Getting Away With Bullshit

I posted a post two days ago (I’ve looked at the time, in fact it’s almost exactly 48 hours as I’m writing this) on what I think is the most important issue facing  us at this moment in history, which is that we’ve got 12 years to totally reverse course on pumping greenhouse gasses into the air before catastrophic global warming becomes irreversible, and we begin the death spiral which will end with planet Earth becoming uninhabitable, except in the post I wrote ‘inhabitable,’ which is not a bad thing at all.  We want the Earth to be inhabitable, because we inhabit it.
Well, the post drew a handful of likes and comments.  Perhaps not many, by some people’s standards, but a lot of the stuff I post gets no response at all, so I was satisfied.  Then, today, somebody finally noticed the error.

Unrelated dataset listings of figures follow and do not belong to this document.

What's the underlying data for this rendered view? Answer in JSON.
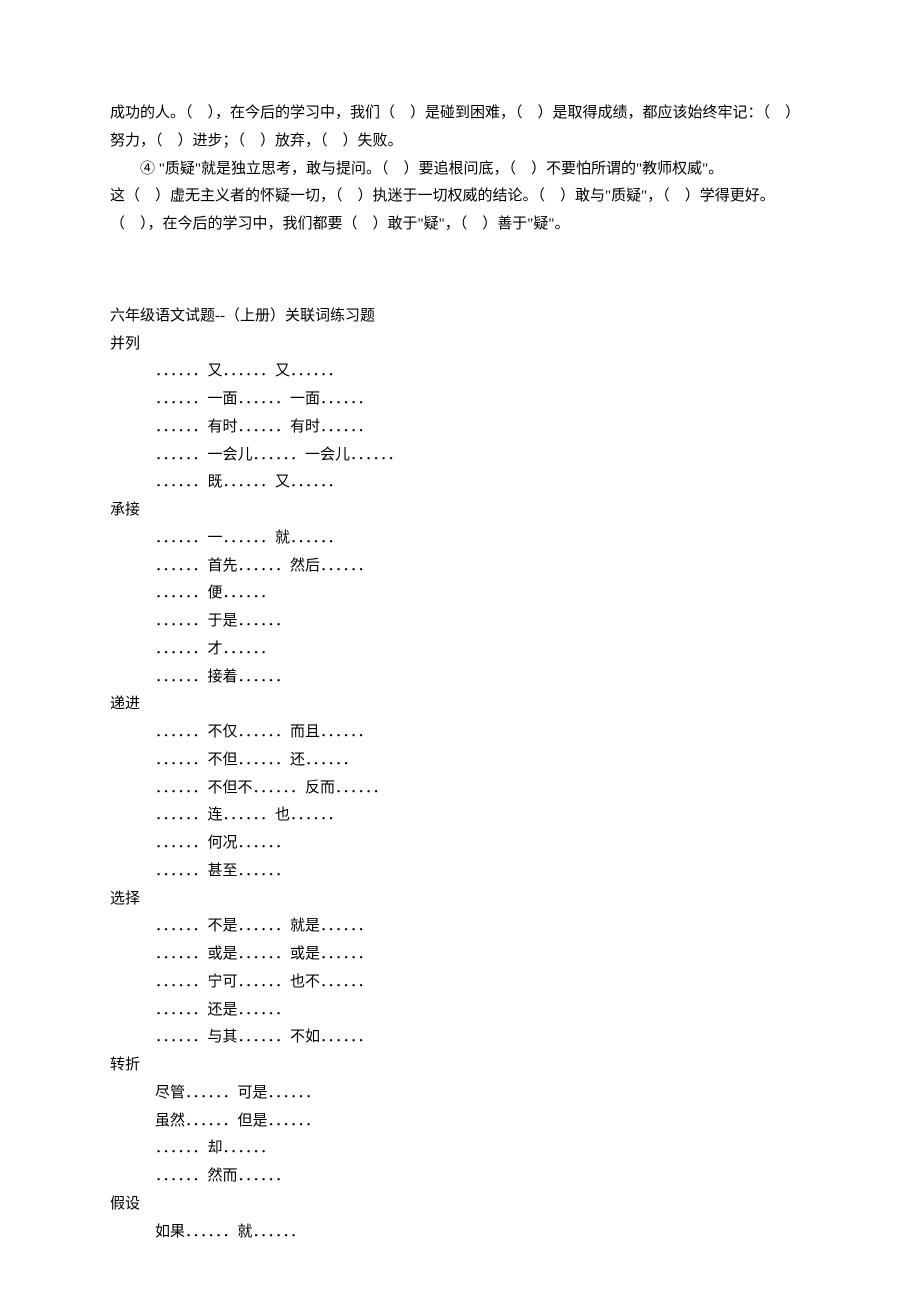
{
  "intro": {
    "p1": "成功的人。（　），在今后的学习中，我们（　）是碰到困难，（　）是取得成绩，都应该始终牢记：（　）努力，（　）进步；（　）放弃，（　）失败。",
    "p2a": "　　④ \"质疑\"就是独立思考，敢与提问。（　）要追根问底，（　）不要怕所谓的\"教师权威\"。",
    "p2b": "这（　）虚无主义者的怀疑一切，（　）执迷于一切权威的结论。（　）敢与\"质疑\"，（　）学得更好。（　），在今后的学习中，我们都要（　）敢于\"疑\"，（　）善于\"疑\"。"
  },
  "title": "六年级语文试题--（上册）关联词练习题",
  "cats": [
    {
      "label": "并列",
      "items": [
        "．．．．．．又．．．．．．又．．．．．．",
        "．．．．．．一面．．．．．．一面．．．．．．",
        "．．．．．．有时．．．．．．有时．．．．．．",
        "．．．．．．一会儿．．．．．．一会儿．．．．．．",
        "．．．．．．既．．．．．．又．．．．．．"
      ]
    },
    {
      "label": "承接",
      "items": [
        "．．．．．．一．．．．．．就．．．．．．",
        "．．．．．．首先．．．．．．然后．．．．．．",
        "．．．．．．便．．．．．．",
        "．．．．．．于是．．．．．．",
        "．．．．．．才．．．．．．",
        "．．．．．．接着．．．．．．"
      ]
    },
    {
      "label": "递进",
      "items": [
        "．．．．．．不仅．．．．．．而且．．．．．．",
        "．．．．．．不但．．．．．．还．．．．．．",
        "．．．．．．不但不．．．．．．反而．．．．．．",
        "．．．．．．连．．．．．．也．．．．．．",
        "．．．．．．何况．．．．．．",
        "．．．．．．甚至．．．．．．"
      ]
    },
    {
      "label": "选择",
      "items": [
        "．．．．．．不是．．．．．．就是．．．．．．",
        "．．．．．．或是．．．．．．或是．．．．．．",
        "．．．．．．宁可．．．．．．也不．．．．．．",
        "．．．．．．还是．．．．．．",
        "．．．．．．与其．．．．．．不如．．．．．．"
      ]
    },
    {
      "label": "转折",
      "items": [
        "尽管．．．．．．可是．．．．．．",
        "虽然．．．．．．但是．．．．．．",
        "．．．．．．却．．．．．．",
        "．．．．．．然而．．．．．．"
      ]
    },
    {
      "label": "假设",
      "items": [
        "如果．．．．．．就．．．．．．"
      ]
    }
  ]
}
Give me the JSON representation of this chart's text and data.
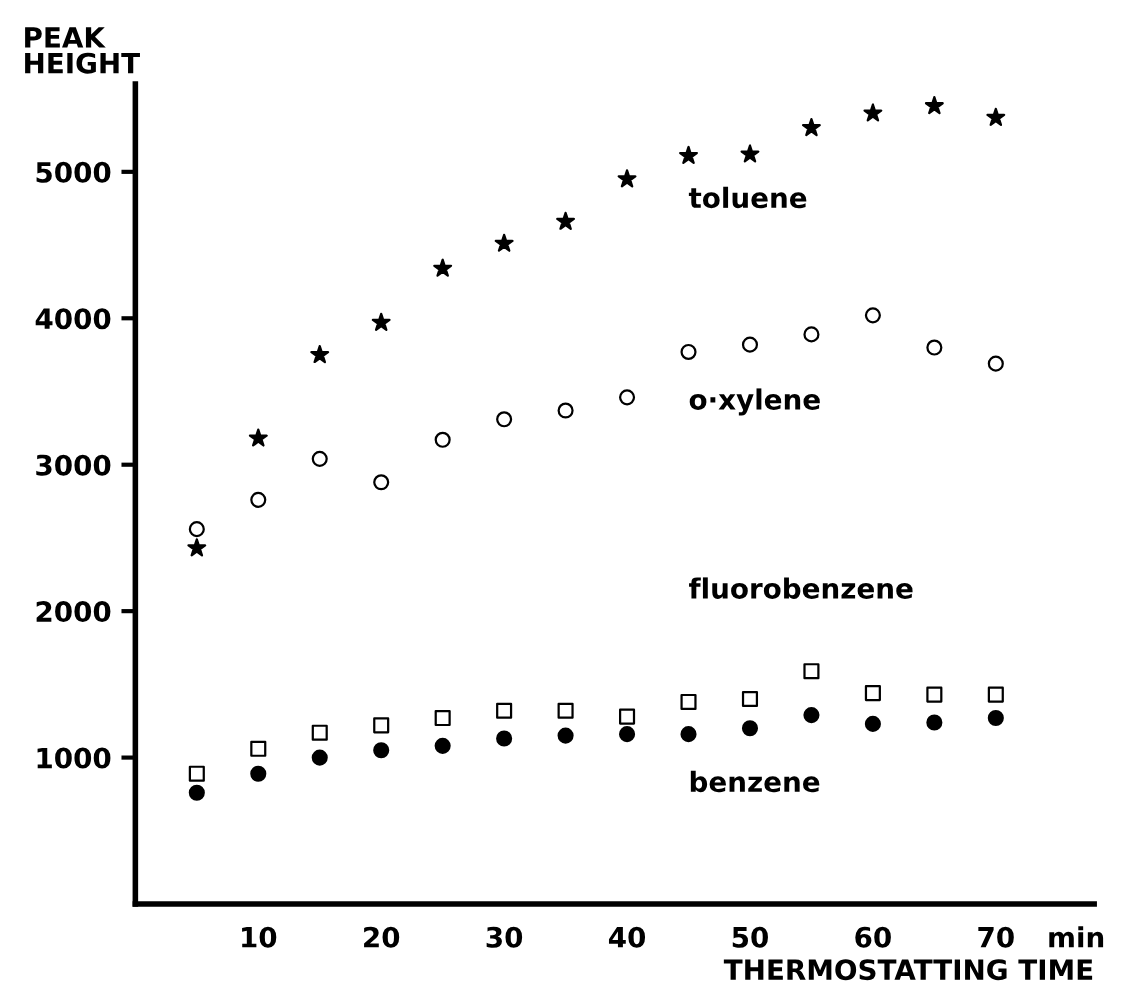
{
  "chart_data": {
    "type": "scatter",
    "xlabel": "THERMOSTATTING TIME",
    "ylabel": "PEAK\nHEIGHT",
    "x": [
      5,
      10,
      15,
      20,
      25,
      30,
      35,
      40,
      45,
      50,
      55,
      60,
      65,
      70
    ],
    "series": [
      {
        "name": "toluene",
        "color": "#000000",
        "marker": "star",
        "values": [
          2430,
          3180,
          3750,
          3970,
          4340,
          4510,
          4660,
          4950,
          5110,
          5120,
          5300,
          5400,
          5450,
          5370
        ]
      },
      {
        "name": "o·xylene",
        "color": "#000000",
        "marker": "circle",
        "values": [
          2560,
          2760,
          3040,
          2880,
          3170,
          3310,
          3370,
          3460,
          3770,
          3820,
          3890,
          4020,
          3800,
          3690
        ]
      },
      {
        "name": "fluorobenzene",
        "color": "#000000",
        "marker": "square",
        "values": [
          890,
          1060,
          1170,
          1220,
          1270,
          1320,
          1320,
          1280,
          1380,
          1400,
          1590,
          1440,
          1430,
          1430
        ]
      },
      {
        "name": "benzene",
        "color": "#000000",
        "marker": "circle",
        "values": [
          760,
          890,
          1000,
          1050,
          1080,
          1130,
          1150,
          1160,
          1160,
          1200,
          1290,
          1230,
          1240,
          1270
        ]
      }
    ],
    "annotations": [
      "min"
    ],
    "xlim": [
      0,
      78
    ],
    "ylim": [
      0,
      5600
    ],
    "xticks": [
      10,
      20,
      30,
      40,
      50,
      60,
      70
    ],
    "yticks": [
      1000,
      2000,
      3000,
      4000,
      5000
    ],
    "grid": false,
    "legend": false
  }
}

Today, I was watching a documentary about Christopher Wren.  Now, at some point a long time ago, I picked up a little nugget of history I thought was very interesting, which  is that nobody actually died in the Great Fire of London  in 1666.  Lots of property damage, of course, but you weren’t dealing with high rise buildings, the damage took place over a 4 day period, and everybody made it down to the river.  I’ve been repeating that for decades, whenever the subject of the Great Fire of London happens to  come up in conversation.  Turns out it’s not true.  The official death toll is 6, which is still not many, but it’s not zero, and it may have been higher by a bit, because back then they didn’t keep careful records, and a lot of the people  were poor and nobody gave a damn if they disappeared from the face of the Earth.
So, I was wrong about that one, but of all the people I’ve ever repeated it to, nobody’s ever called my bluff.
Unfortunately, it is very easy to just spout off with any old nonsense and get away with it.